Seyircili futbol akıldan bile geçirilmemeli: Seyircili futbol, sadece bu sezon değil, gelecek sezon için bile riskli. Televizyonda futbol maçı izlemek için koltuğuna oturmuş ev ahalisine, ekrandan kol kola, omuz omuza tribün fotoğrafları verirseniz, bir daha hiçbir vatandaşın sokakta sosyal mesafeye dikkat etmesini talep edemezsiniz.

NEW YORK UNUTULMASIN

Maskeyle oynanmalı: New York’ta virüsün nasıl yayıldığını ve kısa sürede 300 bin vaka sayısına nasıl ulaşıldığını Dr. Mehmet Öz anlatmıştı: Bir New Yorklu, İtalya’dan dönüyor, rahatsızlanıyor ve komşusu onu hastaneye götürüyor. Önce komşusuna bulaşıyor, sonra onun üç çocuğuna. Ve öbür gün de okullarına dağılan 3 çocuktan 130 çocuğa! Evet futbolculara, antrenöre, masöre, malzemeciye, otel personeline, hepsine test uygulayacaksınız. Ama binde bir hata payının nelere mâl olabileceğini unutmamalıyız. Futbolcuların ‘Edgar Davids gözlüğü artı tıbbi maske’ tarzı bir teçhizatla oynamaları hem sağlık açısından, hem de kamuoyuna vereceği mesaj açısından daha doğru olacaktır bence.

VATANDAŞ İKNA OLMALI

Kamu vicdanı zedelenmemeli: Spor müsabakaları için binlerce kovid-19 testi kullanacağız. Vatandaşı, tek bir testin zayi olmadığına ikna etmeliyiz.
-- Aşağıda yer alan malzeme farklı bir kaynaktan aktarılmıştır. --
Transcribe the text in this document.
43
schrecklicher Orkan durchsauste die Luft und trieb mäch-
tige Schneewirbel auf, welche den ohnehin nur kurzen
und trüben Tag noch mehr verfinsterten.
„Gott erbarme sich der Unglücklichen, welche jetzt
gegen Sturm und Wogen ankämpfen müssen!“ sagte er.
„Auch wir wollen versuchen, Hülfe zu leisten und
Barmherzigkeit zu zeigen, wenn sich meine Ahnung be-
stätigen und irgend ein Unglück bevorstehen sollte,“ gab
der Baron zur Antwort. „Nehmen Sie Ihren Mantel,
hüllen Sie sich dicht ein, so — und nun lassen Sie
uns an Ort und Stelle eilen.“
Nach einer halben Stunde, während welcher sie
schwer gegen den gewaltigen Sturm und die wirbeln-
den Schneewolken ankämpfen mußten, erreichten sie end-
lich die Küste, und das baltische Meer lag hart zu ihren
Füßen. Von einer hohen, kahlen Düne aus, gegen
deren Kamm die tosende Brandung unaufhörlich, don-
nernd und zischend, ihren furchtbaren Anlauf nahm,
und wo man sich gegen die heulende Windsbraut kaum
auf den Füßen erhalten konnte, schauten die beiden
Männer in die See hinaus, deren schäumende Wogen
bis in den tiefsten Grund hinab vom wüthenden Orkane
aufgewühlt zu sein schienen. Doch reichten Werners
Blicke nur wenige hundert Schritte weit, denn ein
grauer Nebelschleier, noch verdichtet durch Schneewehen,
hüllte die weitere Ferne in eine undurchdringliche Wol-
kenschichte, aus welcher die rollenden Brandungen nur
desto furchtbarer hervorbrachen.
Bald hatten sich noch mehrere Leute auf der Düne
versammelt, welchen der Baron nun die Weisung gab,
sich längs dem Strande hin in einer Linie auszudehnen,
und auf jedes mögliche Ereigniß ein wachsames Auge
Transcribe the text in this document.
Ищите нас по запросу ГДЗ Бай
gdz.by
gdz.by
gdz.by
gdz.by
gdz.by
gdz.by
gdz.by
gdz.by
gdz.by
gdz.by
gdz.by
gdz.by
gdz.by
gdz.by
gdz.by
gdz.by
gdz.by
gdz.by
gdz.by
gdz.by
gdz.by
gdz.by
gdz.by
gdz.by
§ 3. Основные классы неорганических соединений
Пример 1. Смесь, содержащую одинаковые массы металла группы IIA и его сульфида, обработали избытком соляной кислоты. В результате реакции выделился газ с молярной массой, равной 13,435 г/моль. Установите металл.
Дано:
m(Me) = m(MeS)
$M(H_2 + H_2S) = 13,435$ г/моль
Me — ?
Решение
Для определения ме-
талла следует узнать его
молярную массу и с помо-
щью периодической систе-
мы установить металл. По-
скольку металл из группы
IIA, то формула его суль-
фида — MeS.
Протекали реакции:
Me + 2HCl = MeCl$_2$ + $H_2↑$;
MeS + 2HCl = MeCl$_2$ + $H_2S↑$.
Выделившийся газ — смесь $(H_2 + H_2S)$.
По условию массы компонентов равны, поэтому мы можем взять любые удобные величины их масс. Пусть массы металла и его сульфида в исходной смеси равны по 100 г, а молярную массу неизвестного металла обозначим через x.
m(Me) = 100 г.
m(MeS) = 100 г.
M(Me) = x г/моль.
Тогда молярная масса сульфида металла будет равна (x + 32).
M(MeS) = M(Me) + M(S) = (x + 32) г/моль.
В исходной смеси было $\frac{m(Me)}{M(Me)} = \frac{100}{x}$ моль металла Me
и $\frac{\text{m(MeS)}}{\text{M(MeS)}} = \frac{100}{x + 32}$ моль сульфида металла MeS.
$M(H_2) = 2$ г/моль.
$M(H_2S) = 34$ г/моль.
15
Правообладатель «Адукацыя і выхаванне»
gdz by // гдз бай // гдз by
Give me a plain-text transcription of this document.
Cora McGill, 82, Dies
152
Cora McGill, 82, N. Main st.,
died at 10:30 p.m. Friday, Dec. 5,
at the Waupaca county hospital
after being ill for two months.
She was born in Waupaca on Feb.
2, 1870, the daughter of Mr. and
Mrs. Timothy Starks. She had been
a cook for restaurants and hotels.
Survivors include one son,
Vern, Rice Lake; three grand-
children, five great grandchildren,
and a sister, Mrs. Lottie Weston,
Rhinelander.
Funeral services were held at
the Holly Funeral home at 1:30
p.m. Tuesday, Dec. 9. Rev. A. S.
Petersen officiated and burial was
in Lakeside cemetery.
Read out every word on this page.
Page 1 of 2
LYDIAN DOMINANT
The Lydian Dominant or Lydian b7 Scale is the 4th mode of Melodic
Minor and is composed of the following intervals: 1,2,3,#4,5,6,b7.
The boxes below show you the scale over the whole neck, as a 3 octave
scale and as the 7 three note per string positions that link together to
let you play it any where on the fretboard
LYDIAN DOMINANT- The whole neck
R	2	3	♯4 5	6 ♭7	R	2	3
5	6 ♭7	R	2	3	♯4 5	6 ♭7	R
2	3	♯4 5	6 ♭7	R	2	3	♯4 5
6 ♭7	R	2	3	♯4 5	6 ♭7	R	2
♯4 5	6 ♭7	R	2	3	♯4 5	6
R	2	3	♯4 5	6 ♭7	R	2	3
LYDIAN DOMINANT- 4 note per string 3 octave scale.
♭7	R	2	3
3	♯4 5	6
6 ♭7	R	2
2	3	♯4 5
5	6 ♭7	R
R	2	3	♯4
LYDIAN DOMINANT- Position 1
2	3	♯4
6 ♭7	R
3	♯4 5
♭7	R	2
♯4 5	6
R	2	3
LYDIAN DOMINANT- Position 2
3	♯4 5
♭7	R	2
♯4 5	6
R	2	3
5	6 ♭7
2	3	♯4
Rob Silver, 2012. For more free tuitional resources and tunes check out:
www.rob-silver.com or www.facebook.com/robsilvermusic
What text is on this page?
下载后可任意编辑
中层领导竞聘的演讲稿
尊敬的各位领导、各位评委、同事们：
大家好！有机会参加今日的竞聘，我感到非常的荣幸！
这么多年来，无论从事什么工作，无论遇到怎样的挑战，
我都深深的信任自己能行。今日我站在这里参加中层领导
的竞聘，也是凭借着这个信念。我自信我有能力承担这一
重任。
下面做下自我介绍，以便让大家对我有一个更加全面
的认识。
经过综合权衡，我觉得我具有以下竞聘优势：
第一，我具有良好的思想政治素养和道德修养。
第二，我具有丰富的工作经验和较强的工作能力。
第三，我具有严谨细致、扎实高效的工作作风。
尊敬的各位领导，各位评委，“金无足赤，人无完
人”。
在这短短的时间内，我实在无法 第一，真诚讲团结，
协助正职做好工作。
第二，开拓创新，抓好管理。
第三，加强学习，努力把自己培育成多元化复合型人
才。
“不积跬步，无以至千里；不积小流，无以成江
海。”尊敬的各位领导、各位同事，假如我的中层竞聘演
Eğer milyon dolarlık futbolcular o teste rahatlıkla ulaşıyorsa, Iğdır’ın ücra bir köyündeki vatandaşımız da rahatlıkla ulaşmalı.

HER ŞEHİRDE ZOR OLUR

Tek şehir gündeme alınmalı: Kulüplere idman protokolü ulaştırılmalı. Antrenmanlar, sosyal mesafe ve hijyen kurallarına maksimum özen gösterilerek yapılmalı. Bir müsabakada zaten toplam maksimum 300 kişi görev alacak: 100’ü (futbolcu, antrenör, hakem, sağlık görevlisi vs) saha içi. 200’ü saha dışı. Bence her şehirde bu hassasiyeti sağlamak kolay olmayabilir. Tek şehirde ve bir ayda kalan 72 maçı oynatmak, tekrar gündeme alınmalı.